The absence of any tangible indication from the presumably ongoing peace talks, coupled with the Israeli escalation of its bloody military operations and settlement activities, particularly in and around Arab East Jerusalem, are pushing many to lose hope, and increasing their hate and anger. The Quartet envoy in charge of reconstructing the Palestinian economy and rebuilding institutions, Tony Blair, is learning the hard fact which is known to every Palestinian man, woman and child, that without removing the road blocks and the siege and ending the Israeli occupation, the Palestinian economy will not get off the ground. The financial assistance promised at the Paris conference to the PNA is not forthcoming. According to Palestinian deputy minister of finance, more than 90 percent of the promised aid for the 2008 fiscal year has not arrived. Despite his serious and sincere efforts to achieve a peace accord with Israel, President Abbas is continuously ridiculed by the Israeli media and politicians. The Israeli government is not reciprocating. Not one single settlement or so-called settlement outpost has been removed, the siege on Arab East Jerusalem is tightened, and the Judizing of Arab Jerusalem is continuing at full speed. Israel’s actions are enforcing the widely held Palestinian and Arab belief that it is not interested in peace, and its only concern is the gradual swallowing of Palestinian land and solidifying its illegal occupation of Arab Jerusalem. The momentum for peacemaking, which began in earnest after Annapolis, is all but evaporated. Subsequently, President Abbas’ repeated statements on the possibilities of achieving peace with Israel, regaining control over Gaza and its crossings ring hollow to Palestinian ears. Unfortunately his credibility amongst his people appears to be diminishing.
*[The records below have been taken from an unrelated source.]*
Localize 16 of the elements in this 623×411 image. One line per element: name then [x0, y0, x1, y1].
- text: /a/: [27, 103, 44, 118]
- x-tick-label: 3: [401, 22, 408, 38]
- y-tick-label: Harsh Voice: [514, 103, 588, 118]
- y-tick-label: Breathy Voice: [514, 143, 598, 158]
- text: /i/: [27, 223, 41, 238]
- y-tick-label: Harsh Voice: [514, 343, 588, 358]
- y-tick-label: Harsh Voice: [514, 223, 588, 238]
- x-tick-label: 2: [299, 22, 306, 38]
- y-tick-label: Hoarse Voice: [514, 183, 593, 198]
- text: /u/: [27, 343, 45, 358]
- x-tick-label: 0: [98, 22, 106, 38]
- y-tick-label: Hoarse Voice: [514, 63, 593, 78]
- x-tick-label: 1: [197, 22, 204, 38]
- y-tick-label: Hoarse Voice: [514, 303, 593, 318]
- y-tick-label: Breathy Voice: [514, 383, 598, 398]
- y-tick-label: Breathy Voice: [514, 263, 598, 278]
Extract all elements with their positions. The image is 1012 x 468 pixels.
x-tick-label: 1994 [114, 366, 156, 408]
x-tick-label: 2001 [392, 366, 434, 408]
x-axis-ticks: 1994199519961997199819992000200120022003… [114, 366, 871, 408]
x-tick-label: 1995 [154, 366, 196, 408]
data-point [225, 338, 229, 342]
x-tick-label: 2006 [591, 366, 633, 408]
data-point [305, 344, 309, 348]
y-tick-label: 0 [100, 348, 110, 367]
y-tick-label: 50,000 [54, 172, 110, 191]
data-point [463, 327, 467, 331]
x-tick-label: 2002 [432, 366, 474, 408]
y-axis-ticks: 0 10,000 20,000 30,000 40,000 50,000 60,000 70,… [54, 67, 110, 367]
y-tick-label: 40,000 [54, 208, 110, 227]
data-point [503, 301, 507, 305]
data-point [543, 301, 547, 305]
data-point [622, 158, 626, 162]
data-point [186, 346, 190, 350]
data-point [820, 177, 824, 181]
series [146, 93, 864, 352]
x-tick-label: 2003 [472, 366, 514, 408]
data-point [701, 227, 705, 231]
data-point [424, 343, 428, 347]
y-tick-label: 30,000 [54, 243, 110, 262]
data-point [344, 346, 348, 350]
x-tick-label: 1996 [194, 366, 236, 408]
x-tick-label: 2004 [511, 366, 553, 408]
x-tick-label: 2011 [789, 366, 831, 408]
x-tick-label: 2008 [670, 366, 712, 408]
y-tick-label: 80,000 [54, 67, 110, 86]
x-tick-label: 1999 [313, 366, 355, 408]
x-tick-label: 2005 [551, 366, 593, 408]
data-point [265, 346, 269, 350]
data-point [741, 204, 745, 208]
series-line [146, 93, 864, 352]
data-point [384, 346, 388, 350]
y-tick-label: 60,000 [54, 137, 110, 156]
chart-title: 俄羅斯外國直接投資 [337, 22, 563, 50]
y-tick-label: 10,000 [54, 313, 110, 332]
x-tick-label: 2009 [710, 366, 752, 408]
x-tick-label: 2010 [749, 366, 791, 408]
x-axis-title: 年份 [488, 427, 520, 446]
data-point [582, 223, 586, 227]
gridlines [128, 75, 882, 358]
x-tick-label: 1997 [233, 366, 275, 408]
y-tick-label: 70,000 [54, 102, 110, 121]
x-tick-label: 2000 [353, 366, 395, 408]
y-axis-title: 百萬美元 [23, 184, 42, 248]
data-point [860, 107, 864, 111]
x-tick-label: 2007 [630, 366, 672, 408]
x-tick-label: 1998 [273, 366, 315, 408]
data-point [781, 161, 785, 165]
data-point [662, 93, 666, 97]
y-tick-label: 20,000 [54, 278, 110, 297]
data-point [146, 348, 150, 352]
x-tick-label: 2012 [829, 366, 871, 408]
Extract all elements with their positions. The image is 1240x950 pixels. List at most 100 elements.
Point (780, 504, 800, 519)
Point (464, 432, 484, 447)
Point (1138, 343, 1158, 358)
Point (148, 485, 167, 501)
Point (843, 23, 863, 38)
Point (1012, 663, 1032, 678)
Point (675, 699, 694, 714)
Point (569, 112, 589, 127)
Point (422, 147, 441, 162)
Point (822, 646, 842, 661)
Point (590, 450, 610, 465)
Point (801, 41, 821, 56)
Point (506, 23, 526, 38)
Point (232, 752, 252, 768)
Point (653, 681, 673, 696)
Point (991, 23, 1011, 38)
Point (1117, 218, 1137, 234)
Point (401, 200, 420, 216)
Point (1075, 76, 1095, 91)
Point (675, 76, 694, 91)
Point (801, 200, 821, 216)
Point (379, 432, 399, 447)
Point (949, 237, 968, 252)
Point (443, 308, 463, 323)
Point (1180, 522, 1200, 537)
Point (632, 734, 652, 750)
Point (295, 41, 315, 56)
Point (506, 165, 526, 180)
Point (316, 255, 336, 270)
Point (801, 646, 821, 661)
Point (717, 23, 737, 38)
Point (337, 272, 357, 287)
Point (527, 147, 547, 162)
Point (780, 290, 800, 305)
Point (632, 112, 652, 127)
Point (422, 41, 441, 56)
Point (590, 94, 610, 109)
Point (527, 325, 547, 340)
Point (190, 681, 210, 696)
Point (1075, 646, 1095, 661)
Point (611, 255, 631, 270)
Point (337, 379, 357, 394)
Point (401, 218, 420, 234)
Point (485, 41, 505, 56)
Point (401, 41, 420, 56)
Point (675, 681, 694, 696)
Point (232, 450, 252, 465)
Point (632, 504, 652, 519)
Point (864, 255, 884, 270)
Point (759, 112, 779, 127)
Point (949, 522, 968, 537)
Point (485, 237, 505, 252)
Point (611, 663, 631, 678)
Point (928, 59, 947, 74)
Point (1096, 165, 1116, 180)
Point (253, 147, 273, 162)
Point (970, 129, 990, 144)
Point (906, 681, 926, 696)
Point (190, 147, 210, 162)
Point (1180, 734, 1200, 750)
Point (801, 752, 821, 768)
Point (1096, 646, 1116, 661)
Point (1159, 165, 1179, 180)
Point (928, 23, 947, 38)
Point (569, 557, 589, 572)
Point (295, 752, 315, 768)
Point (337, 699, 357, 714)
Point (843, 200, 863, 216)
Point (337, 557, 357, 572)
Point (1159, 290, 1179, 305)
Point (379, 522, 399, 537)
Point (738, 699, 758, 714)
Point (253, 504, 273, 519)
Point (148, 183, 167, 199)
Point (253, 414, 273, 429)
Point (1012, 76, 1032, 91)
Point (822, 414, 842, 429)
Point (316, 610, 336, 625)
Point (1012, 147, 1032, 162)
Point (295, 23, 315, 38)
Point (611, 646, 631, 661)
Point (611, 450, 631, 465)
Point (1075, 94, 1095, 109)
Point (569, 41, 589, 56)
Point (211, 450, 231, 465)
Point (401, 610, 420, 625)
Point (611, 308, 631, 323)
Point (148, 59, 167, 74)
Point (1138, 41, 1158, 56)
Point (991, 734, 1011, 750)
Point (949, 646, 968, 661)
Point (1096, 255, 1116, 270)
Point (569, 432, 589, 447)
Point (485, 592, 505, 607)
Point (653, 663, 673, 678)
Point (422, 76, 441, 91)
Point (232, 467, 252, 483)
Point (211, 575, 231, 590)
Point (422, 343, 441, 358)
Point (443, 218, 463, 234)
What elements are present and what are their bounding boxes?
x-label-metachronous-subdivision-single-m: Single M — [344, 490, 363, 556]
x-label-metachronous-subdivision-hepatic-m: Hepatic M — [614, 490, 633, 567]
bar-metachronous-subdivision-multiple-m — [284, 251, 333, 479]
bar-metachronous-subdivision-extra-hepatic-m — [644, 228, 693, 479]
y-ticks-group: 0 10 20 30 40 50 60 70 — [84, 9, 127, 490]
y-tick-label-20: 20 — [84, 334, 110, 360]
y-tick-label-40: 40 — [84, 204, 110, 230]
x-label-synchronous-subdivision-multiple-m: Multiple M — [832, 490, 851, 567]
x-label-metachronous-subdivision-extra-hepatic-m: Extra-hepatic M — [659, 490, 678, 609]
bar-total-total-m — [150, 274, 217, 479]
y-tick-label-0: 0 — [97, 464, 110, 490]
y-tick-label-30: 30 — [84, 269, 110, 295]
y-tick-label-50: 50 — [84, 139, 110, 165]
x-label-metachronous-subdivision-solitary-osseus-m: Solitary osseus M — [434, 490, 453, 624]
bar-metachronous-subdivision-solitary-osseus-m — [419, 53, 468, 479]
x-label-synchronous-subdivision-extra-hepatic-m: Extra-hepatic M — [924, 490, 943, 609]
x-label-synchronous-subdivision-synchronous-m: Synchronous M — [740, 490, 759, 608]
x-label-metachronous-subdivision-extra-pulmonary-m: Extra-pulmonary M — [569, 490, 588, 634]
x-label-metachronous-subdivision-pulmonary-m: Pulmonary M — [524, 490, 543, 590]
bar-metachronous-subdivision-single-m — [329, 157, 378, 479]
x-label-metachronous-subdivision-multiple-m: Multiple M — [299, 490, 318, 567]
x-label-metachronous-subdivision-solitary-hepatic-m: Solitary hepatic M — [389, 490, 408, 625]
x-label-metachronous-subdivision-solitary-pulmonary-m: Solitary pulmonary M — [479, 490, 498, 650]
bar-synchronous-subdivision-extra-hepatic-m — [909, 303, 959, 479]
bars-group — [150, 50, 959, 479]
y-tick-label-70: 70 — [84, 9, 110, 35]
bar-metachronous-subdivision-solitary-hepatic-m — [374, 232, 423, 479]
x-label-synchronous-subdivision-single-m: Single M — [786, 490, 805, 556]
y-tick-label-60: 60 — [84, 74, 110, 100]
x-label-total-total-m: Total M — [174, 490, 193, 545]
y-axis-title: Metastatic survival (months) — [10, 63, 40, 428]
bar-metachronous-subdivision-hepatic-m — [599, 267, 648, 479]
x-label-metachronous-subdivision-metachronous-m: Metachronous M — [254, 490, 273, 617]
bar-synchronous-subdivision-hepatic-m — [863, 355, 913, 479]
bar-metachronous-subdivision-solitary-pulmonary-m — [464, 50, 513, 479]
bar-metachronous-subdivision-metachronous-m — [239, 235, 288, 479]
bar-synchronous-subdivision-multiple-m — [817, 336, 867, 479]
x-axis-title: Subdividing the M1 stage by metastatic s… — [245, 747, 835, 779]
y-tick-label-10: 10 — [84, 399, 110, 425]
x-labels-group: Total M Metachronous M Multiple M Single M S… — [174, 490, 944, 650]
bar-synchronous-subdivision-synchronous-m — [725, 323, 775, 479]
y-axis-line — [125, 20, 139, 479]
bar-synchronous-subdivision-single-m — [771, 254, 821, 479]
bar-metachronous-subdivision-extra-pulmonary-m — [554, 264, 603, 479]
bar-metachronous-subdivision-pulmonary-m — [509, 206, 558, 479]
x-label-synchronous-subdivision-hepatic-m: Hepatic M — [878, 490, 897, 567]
Once again, the Palestinian and Arab people are duped by the West. Despite promises to the Palestinians, the West continues unquestionable support for Israel, its occupation and expansionist policies. To ask the West to flex some muscle and pressure Israel to end its occupation of Palestinian land and to return to pre-1967 borders is answered by the West as being unrealistic. The peace process is going nowhere, despite the rhetoric to the contrary. The fact that the US and the EU are not lifting a finger to change the reality on the ground testifies to their acquiescence in the status quos. The Palestinians and Arabs are advised to search for a new strategy, a strategy that still has peacemaking and achieving just peace as a goal. For this purpose, they need to use the vital tools and assets available to them, and make better and more efficient use of them. The Arabs must learn more about the politics of world economy and invest this learning to the benefit of their vital interests. If the Arabs choose to, they can assert themselves more forcefully. They have the ability, the geography, the management and skills, the economic and political power to make the Western world listen, and listen attentively.